We were wondering what, if anything, actually unifies the people within this area, given that the communities are, as with all of Toronto, diverse and constantly changing. Unable to come to any conclusions about who east-enders were, we decided to examine where.  If the people are different, but the place is the same – what then? Inspired By was sparked by wondering how the actual physical spaces that we share impact and/or inspire those who pass through them.

Inspired By was made possible by a grant from the Ontario Cultural Development Fund.

Glen: What efforts have you taken to get community involvement in creating the content for Inspired By...Map?

Tanya & Cindy:
We have held both facilitated workshops with community groups, as well as have an ongoing open-call for submissions online.

Community workshops have been led by Community Story Strategies and, so far, have included a job-seeking club at Riverdale Hub, a recycled fashion collective at the Newcomer Women’s Service, a summer camp of children at Community Centre 55, and an open public session that toured the Winter Stations in 2015.

Local kids working on their creations for the Inspired By...Map
Each workshop starts with a group photo-taking walk around an area, followed by a writing session where participants choose one image and react to it – either in writing or verbally.

Glen: What has the response been to the project?

Tanya &; Cindy:
The response has been really positive and heartwarming. Everyone has a personal story behind their favourite spots in the city, and most love to share those stories with others. Each story shared adds a new layer to the map of inspired places.

We held an Inspired By viewing party in 2015 and a room full of people listened, watched, learned, and laughed along with the wide range of stops along the map. With a range of creative expressions in the submissions, the audience was taken through visual, written, and audio stories of reminiscence, longing, love, and joy, all inspired by East End places. The evening continued with the sharing of even more stories, including people adding their own layers of memory, history, and experience to the places marked on the map.

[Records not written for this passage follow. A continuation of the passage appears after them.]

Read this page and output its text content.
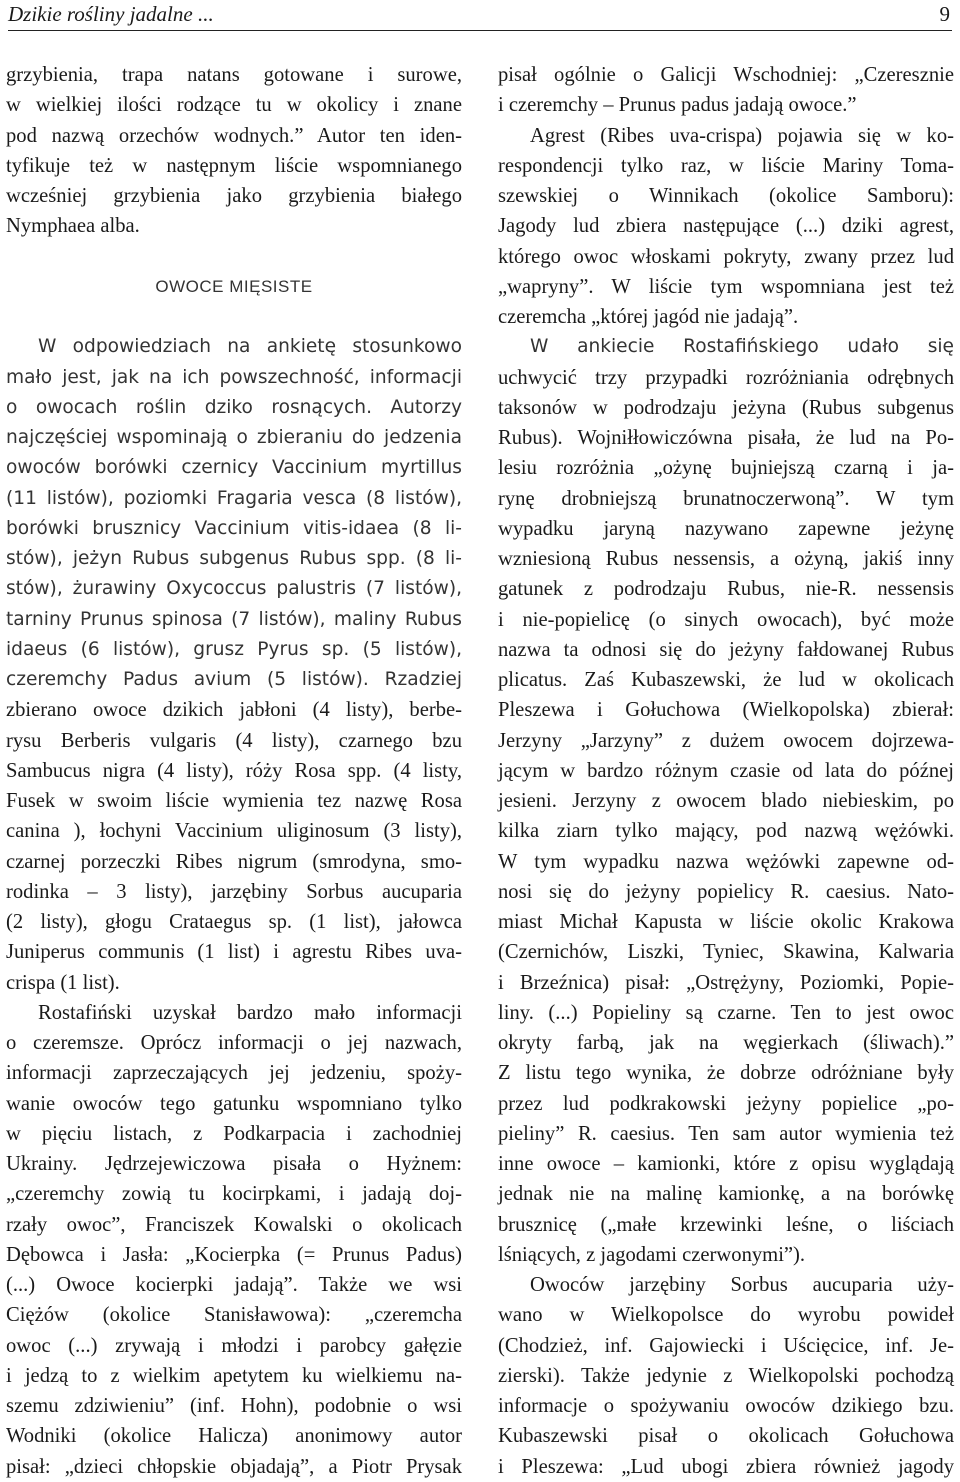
Dzikie rośliny jadalne ...	9
grzybienia, trapa natans gotowane i surowe,
w wielkiej ilości rodzące tu w okolicy i znane
pod nazwą orzechów wodnych.” Autor ten iden-
tyfikuje też w następnym liście wspomnianego
wcześniej grzybienia jako grzybienia białego
Nymphaea alba.
OWOCE MIĘSISTE
W odpowiedziach na ankietę stosunkowo
mało jest, jak na ich powszechność, informacji
o owocach roślin dziko rosnących. Autorzy
najczęściej wspominają o zbieraniu do jedzenia
owoców borówki czernicy Vaccinium myrtillus
(11 listów), poziomki Fragaria vesca (8 listów),
borówki brusznicy Vaccinium vitis-idaea (8 li-
stów), jeżyn Rubus subgenus Rubus spp. (8 li-
stów), żurawiny Oxycoccus palustris (7 listów),
tarniny Prunus spinosa (7 listów), maliny Rubus
idaeus (6 listów), grusz Pyrus sp. (5 listów),
czeremchy Padus avium (5 listów). Rzadziej
zbierano owoce dzikich jabłoni (4 listy), berbe-
rysu Berberis vulgaris (4 listy), czarnego bzu
Sambucus nigra (4 listy), róży Rosa spp. (4 listy,
Fusek w swoim liście wymienia tez nazwę Rosa
canina ), łochyni Vaccinium uliginosum (3 listy),
czarnej porzeczki Ribes nigrum (smrodyna, smo-
rodinka – 3 listy), jarzębiny Sorbus aucuparia
(2 listy), głogu Crataegus sp. (1 list), jałowca
Juniperus communis (1 list) i agrestu Ribes uva-
crispa (1 list).
Rostafiński uzyskał bardzo mało informacji
o czeremsze. Oprócz informacji o jej nazwach,
informacji zaprzeczających jej jedzeniu, spoży-
wanie owoców tego gatunku wspomniano tylko
w pięciu listach, z Podkarpacia i zachodniej
Ukrainy. Jędrzejewiczowa pisała o Hyżnem:
„czeremchy zowią tu kocirpkami, i jadają doj-
rzały owoc”, Franciszek Kowalski o okolicach
Dębowca i Jasła: „Kocierpka (= Prunus Padus)
(...) Owoce kocierpki jadają”. Także we wsi
Ciężów (okolice Stanisławowa): „czeremcha
owoc (...) zrywają i młodzi i parobcy gałęzie
i jedzą to z wielkim apetytem ku wielkiemu na-
szemu zdziwieniu” (inf. Hohn), podobnie o wsi
Wodniki (okolice Halicza) anonimowy autor
pisał: „dzieci chłopskie objadają”, a Piotr Prysak
pisał ogólnie o Galicji Wschodniej: „Czeresznie
i czeremchy – Prunus padus jadają owoce.”
Agrest (Ribes uva-crispa) pojawia się w ko-
respondencji tylko raz, w liście Mariny Toma-
szewskiej o Winnikach (okolice Samboru):
Jagody lud zbiera następujące (...) dziki agrest,
którego owoc włoskami pokryty, zwany przez lud
„wapryny”. W liście tym wspomniana jest też
czeremcha „której jagód nie jadają”.
W ankiecie Rostafińskiego udało się
uchwycić trzy przypadki rozróżniania odrębnych
taksonów w podrodzaju jeżyna (Rubus subgenus
Rubus). Wojniłłowiczówna pisała, że lud na Po-
lesiu rozróżnia „ożynę bujniejszą czarną i ja-
rynę drobniejszą brunatnoczerwoną”. W tym
wypadku jaryną nazywano zapewne jeżynę
wzniesioną Rubus nessensis, a ożyną, jakiś inny
gatunek z podrodzaju Rubus, nie-R. nessensis
i nie-popielicę (o sinych owocach), być może
nazwa ta odnosi się do jeżyny fałdowanej Rubus
plicatus. Zaś Kubaszewski, że lud w okolicach
Pleszewa i Gołuchowa (Wielkopolska) zbierał:
Jerzyny „Jarzyny” z dużem owocem dojrzewa-
jącym w bardzo różnym czasie od lata do późnej
jesieni. Jerzyny z owocem blado niebieskim, po
kilka ziarn tylko mający, pod nazwą wężówki.
W tym wypadku nazwa wężówki zapewne od-
nosi się do jeżyny popielicy R. caesius. Nato-
miast Michał Kapusta w liście okolic Krakowa
(Czernichów, Liszki, Tyniec, Skawina, Kalwaria
i Brzeźnica) pisał: „Ostrężyny, Poziomki, Popie-
liny. (...) Popieliny są czarne. Ten to jest owoc
okryty farbą, jak na węgierkach (śliwach).”
Z listu tego wynika, że dobrze odróżniane były
przez lud podkrakowski jeżyny popielice „po-
pieliny” R. caesius. Ten sam autor wymienia też
inne owoce – kamionki, które z opisu wyglądają
jednak nie na malinę kamionkę, a na borówkę
brusznicę („małe krzewinki leśne, o liściach
lśniących, z jagodami czerwonymi”).
Owoców jarzębiny Sorbus aucuparia uży-
wano w Wielkopolsce do wyrobu powideł
(Chodzież, inf. Gajowiecki i Uścięcice, inf. Je-
zierski). Także jedynie z Wielkopolski pochodzą
informacje o spożywaniu owoców dzikiego bzu.
Kubaszewski pisał o okolicach Gołuchowa
i Pleszewa: „Lud ubogi zbiera również jagody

Glen: In terms of the content people have created has there been anything surprising?

Tanya & Cindy:
Interestingly, many of the submissions involve memories – the image of what IS brought back thoughts of what WAS. It is also interesting to see the differences in tone and interpretation of seemingly unrelated objects – an excited child remembering hockey practice with their dad looking at a fence, speculations on social change drawn from a crack in the pavement. It makes one wonder how much we “see” with our eyes, and how much is brought to any picture from our own individual storehouse of experiences and expectations.

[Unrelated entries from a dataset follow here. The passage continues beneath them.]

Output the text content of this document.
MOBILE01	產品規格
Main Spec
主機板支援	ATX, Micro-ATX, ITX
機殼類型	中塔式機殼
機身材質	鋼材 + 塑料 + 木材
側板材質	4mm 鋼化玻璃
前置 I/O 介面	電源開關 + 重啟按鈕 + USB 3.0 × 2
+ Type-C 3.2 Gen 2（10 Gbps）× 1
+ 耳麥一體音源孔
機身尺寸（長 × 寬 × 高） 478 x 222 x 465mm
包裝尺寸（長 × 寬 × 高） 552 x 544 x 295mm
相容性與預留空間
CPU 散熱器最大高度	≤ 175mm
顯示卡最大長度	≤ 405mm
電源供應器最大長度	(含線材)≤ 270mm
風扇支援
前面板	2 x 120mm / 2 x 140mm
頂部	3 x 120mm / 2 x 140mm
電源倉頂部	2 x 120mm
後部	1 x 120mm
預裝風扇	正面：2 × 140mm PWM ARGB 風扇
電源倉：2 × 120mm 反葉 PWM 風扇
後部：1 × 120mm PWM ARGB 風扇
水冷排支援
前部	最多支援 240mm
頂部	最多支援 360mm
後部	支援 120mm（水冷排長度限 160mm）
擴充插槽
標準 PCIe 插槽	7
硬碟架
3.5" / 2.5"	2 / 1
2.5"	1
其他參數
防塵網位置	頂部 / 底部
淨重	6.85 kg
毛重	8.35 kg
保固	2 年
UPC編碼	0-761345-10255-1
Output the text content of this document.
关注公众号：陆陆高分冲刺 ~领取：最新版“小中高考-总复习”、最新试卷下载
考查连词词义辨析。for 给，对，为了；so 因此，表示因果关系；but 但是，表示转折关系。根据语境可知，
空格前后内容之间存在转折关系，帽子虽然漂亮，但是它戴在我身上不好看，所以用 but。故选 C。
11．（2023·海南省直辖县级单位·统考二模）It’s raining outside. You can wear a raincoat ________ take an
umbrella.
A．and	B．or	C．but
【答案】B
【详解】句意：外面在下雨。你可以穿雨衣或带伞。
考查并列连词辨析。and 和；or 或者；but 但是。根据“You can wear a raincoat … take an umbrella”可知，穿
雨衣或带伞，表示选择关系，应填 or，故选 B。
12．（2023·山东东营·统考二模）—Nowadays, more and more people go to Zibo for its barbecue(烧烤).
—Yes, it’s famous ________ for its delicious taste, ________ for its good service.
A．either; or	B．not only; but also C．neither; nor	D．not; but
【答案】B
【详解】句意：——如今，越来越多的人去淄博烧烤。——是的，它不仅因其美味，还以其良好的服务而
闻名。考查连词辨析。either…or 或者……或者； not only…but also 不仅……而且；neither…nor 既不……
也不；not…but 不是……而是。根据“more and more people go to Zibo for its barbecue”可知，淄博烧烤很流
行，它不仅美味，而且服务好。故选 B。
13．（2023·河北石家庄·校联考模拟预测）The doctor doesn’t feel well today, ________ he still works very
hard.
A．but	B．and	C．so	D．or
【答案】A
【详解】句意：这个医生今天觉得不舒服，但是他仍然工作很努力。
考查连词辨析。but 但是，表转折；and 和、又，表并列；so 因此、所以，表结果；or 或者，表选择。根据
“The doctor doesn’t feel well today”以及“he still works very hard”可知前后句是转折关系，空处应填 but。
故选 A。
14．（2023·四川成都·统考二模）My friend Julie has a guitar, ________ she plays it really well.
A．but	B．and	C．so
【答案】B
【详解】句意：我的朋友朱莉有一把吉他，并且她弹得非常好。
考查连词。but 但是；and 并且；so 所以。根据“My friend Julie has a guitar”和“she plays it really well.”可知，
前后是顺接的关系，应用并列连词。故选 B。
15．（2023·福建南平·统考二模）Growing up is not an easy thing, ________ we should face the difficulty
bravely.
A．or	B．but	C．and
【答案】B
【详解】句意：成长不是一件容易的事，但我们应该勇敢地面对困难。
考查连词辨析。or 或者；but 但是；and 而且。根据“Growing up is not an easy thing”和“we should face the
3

People are inspired by so many different and unique things. The stories people share about what makes a place special to them reminds us that inspiration can be found in unexpected places and are beautifully unique in meaning to individuals.

Glen: How do you think this map will have people consider or reconsider Toronto's East End?

Tanya & Cindy:
The map is still a work-in-progress, so it will be interesting to see how neighbourhood changes will be reflected. Someone may have mapped a spot that in a couple years’ time may be transformed into something completely different. The map allows people to mark a place and time and capture a memory or moment.

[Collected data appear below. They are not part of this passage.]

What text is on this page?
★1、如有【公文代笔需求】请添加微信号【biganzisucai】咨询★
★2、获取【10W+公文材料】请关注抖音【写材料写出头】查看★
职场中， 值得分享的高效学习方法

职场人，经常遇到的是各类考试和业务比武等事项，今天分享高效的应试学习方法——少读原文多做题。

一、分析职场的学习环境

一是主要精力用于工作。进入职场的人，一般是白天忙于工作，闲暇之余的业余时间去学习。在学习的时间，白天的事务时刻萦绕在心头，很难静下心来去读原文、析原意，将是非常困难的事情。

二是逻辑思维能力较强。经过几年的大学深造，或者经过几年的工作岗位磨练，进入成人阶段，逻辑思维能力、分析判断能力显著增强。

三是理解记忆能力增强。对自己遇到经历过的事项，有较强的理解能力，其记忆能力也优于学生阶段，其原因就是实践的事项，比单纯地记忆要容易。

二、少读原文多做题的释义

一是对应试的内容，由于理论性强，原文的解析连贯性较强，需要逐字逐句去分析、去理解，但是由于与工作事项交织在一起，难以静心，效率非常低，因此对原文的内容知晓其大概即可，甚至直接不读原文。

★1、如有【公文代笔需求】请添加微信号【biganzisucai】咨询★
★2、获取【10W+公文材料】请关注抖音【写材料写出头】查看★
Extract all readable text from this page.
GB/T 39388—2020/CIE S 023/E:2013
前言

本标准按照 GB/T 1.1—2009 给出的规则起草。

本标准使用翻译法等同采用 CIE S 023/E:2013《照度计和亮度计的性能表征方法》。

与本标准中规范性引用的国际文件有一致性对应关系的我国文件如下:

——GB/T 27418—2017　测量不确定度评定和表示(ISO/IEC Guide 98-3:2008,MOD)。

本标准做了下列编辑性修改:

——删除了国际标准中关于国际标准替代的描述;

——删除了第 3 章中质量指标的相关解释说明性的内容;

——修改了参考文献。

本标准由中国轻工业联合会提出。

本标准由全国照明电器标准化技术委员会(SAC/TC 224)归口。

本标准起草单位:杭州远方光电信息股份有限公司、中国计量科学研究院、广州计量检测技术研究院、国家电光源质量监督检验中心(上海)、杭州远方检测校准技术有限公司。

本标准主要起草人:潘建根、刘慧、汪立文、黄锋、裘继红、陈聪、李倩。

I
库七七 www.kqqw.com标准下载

Glen: Is there anything else you'd like to add or that people should know about this project?

Tanya & Cindy:
We'd love for the map to continue to expand. Anyone who lives, works, and moves through the east end is invited to contribute to the project and help it grow, one place at a time.

This project is not only a really interesting and imaginative glimpse into the places and stories of east end Toronto, but also a model for others regardless of their location. This project is a great example of how to use community mapping efforts and geoweb technologies to capture and share something meaningful to people.

Whether you live in Toronto or not, I highly recommend getting inspired by Inspired By...Map.